UNESP/HCFMB - Hospital das Clínicas de Botucatu (SP) — Prova 2016

Enunciado

O financiamento das ações e serviços de saúde do SUS, nos termos da legislação vigente, é responsabilidade

Alternativas

  1. A) do Fundo Nacional de Saúde, que estabelece anualmente os percentuais de participação de cada esfera de governo.
  2. B) do governo federal, com recursos vinculados à seguridade social, complementado, sempre se necessário, por recursos municipais e estaduais.
  3. C) das três esferas de governo (União, estados e municípios), em percentuais estabelecidos pelo Conselho Nacional de Saúde.
  4. D) da União, dos estados e dos municípios, nos termos da Constituição Federal e da Emenda Constitucional nº 29/2000.

Pérola Clínica

Financiamento SUS = União + Estados + Municípios, conforme CF e EC 29/2000.

Resumo-Chave

O financiamento do SUS é uma responsabilidade compartilhada entre as três esferas de governo, garantindo a sustentabilidade e a universalidade do sistema. A Emenda Constitucional nº 29/2000 e a Lei Complementar nº 141/2012 detalham os percentuais mínimos de aplicação de recursos próprios.

Contexto Educacional

O financiamento do Sistema Único de Saúde (SUS) é um pilar fundamental para sua existência e operação, garantindo o acesso universal e igualitário às ações e serviços de saúde.
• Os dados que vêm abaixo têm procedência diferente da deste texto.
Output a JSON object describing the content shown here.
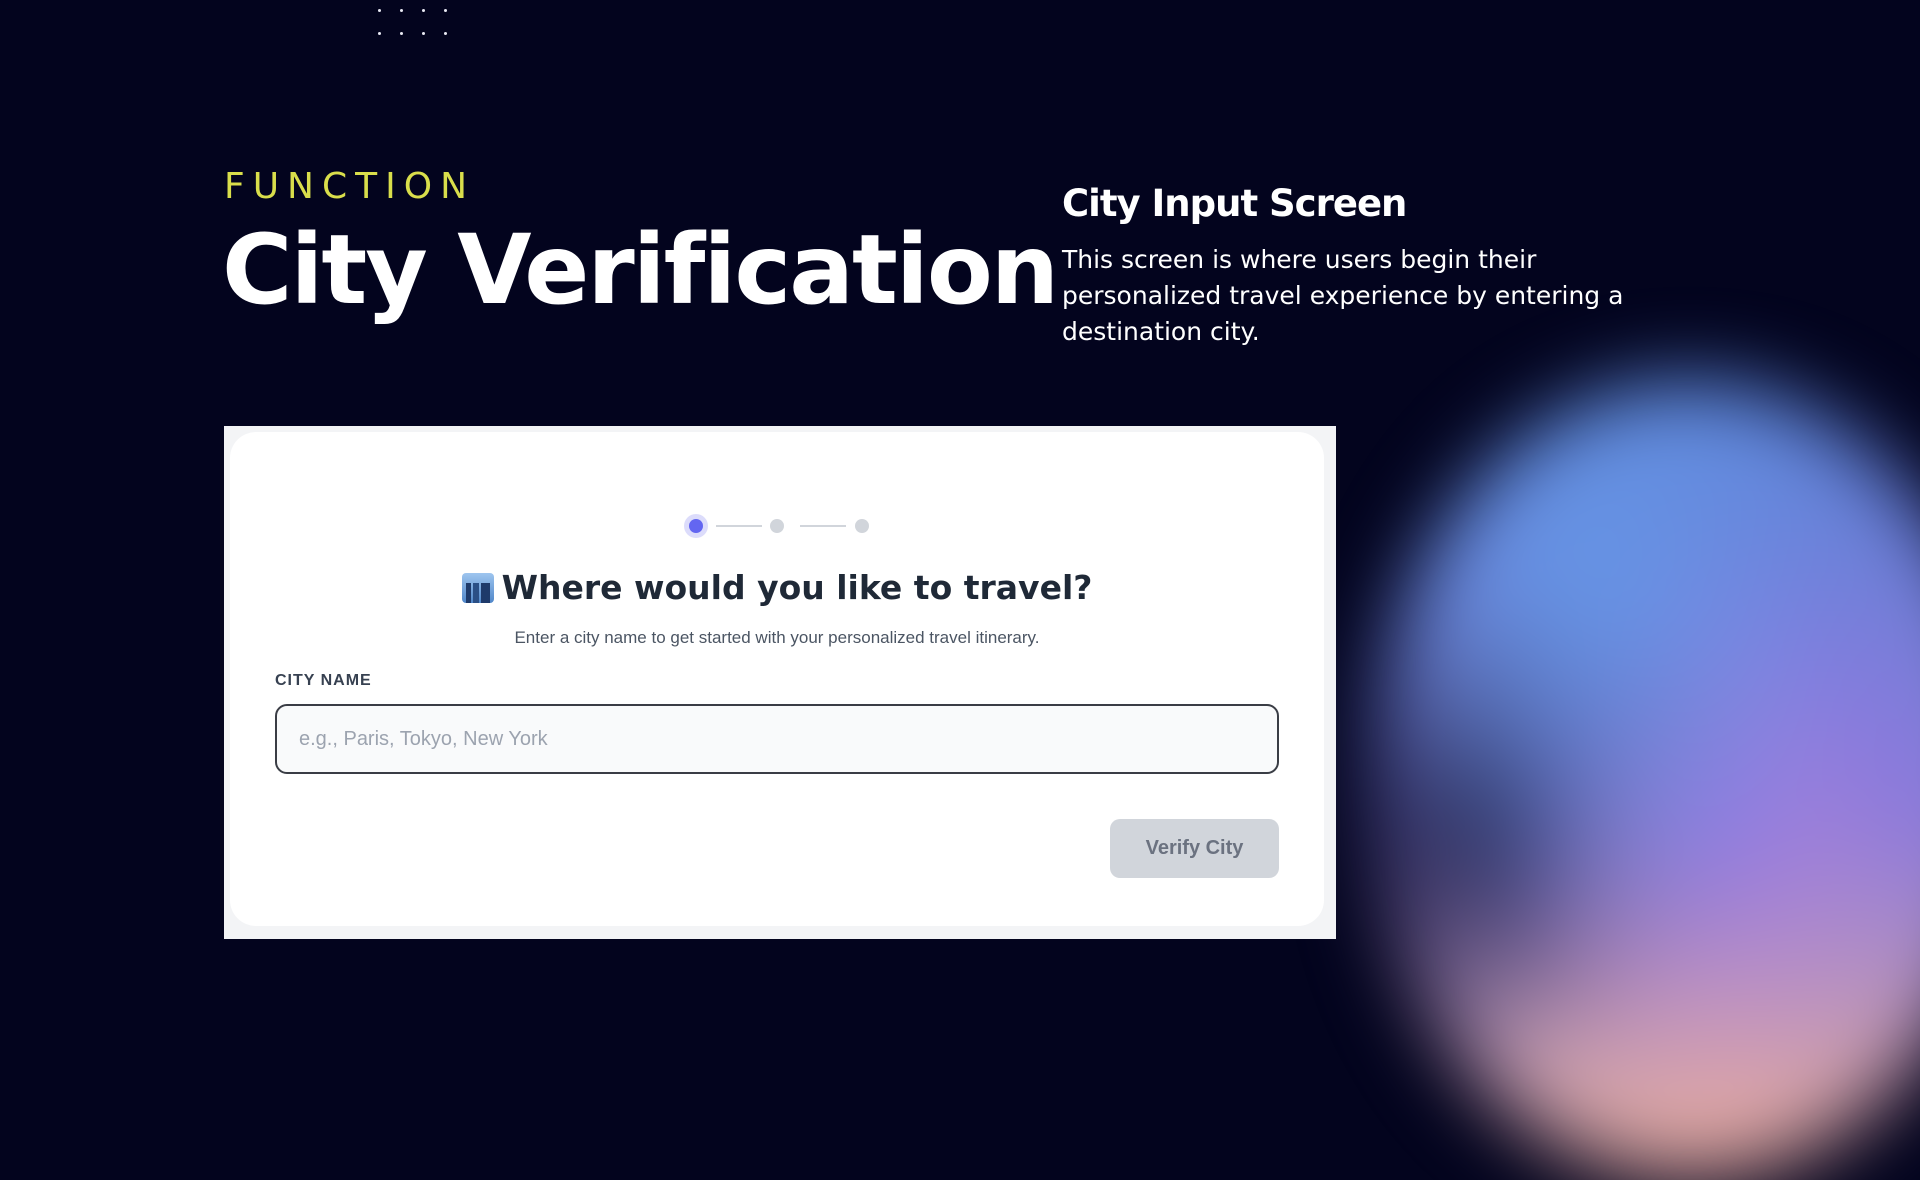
{
  "header": {
    "eyebrow": "FUNCTION",
    "title": "City Verification"
  },
  "screen_info": {
    "title": "City Input Screen",
    "description": "This screen is where users begin their personalized travel experience by entering a destination city."
  },
  "card": {
    "stepper": {
      "total_steps": 3,
      "current_step": 1
    },
    "question_icon": "cityscape-icon",
    "question": "Where would you like to travel?",
    "subtitle": "Enter a city name to get started with your personalized travel itinerary.",
    "field_label": "CITY NAME",
    "city_input": {
      "value": "",
      "placeholder": "e.g., Paris, Tokyo, New York"
    },
    "verify_button": "Verify City"
  },
  "colors": {
    "background": "#03041e",
    "accent_yellow": "#d9de4b",
    "step_active": "#6366f1",
    "button_disabled": "#d1d5db"
  }
}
A Constituição Federal de 1988, em seu artigo 198, estabelece a saúde como direito de todos e dever do Estado, e a Emenda Constitucional nº 29/2000, regulamentada pela Lei Complementar nº 141/2012, detalha a responsabilidade financeira compartilhada entre a União, os estados, o Distrito Federal e os municípios. Essa responsabilidade tripartite assegura que cada esfera de governo contribua com percentuais mínimos de suas receitas para o setor da saúde, visando a manutenção e expansão dos serviços. A União, por exemplo, aplica um percentual do Produto Interno Bruto (PIB), enquanto estados e municípios aplicam percentuais de suas receitas de impostos. Essa estrutura busca fortalecer a autonomia e a capacidade de gestão de cada nível, ao mesmo tempo em que promove a solidariedade e a cooperação interfederativa. Para residentes, compreender o modelo de financiamento do SUS é essencial não apenas para questões de prova, mas também para entender as limitações e potencialidades do sistema de saúde em que atuarão. A alocação de recursos impacta diretamente a disponibilidade de leitos, equipamentos, medicamentos e profissionais, influenciando a qualidade e a abrangência da assistência prestada à população.

Perguntas Frequentes

Quais são as esferas de governo responsáveis pelo financiamento do SUS?

As três esferas de governo – União, estados e Distrito Federal, e municípios – são responsáveis pelo financiamento do SUS, conforme o artigo 198 da Constituição Federal.

O que estabelece a Emenda Constitucional nº 29/2000 sobre o financiamento da saúde?

A EC 29/2000 e a Lei Complementar nº 141/2012 estabelecem os percentuais mínimos da receita de impostos que cada esfera de governo deve aplicar anualmente em ações e serviços públicos de saúde.

Qual a importância do financiamento tripartite para o SUS?

O financiamento tripartite é crucial para garantir a sustentabilidade, a universalidade e a integralidade do SUS, permitindo a oferta de serviços de saúde em todo o território nacional.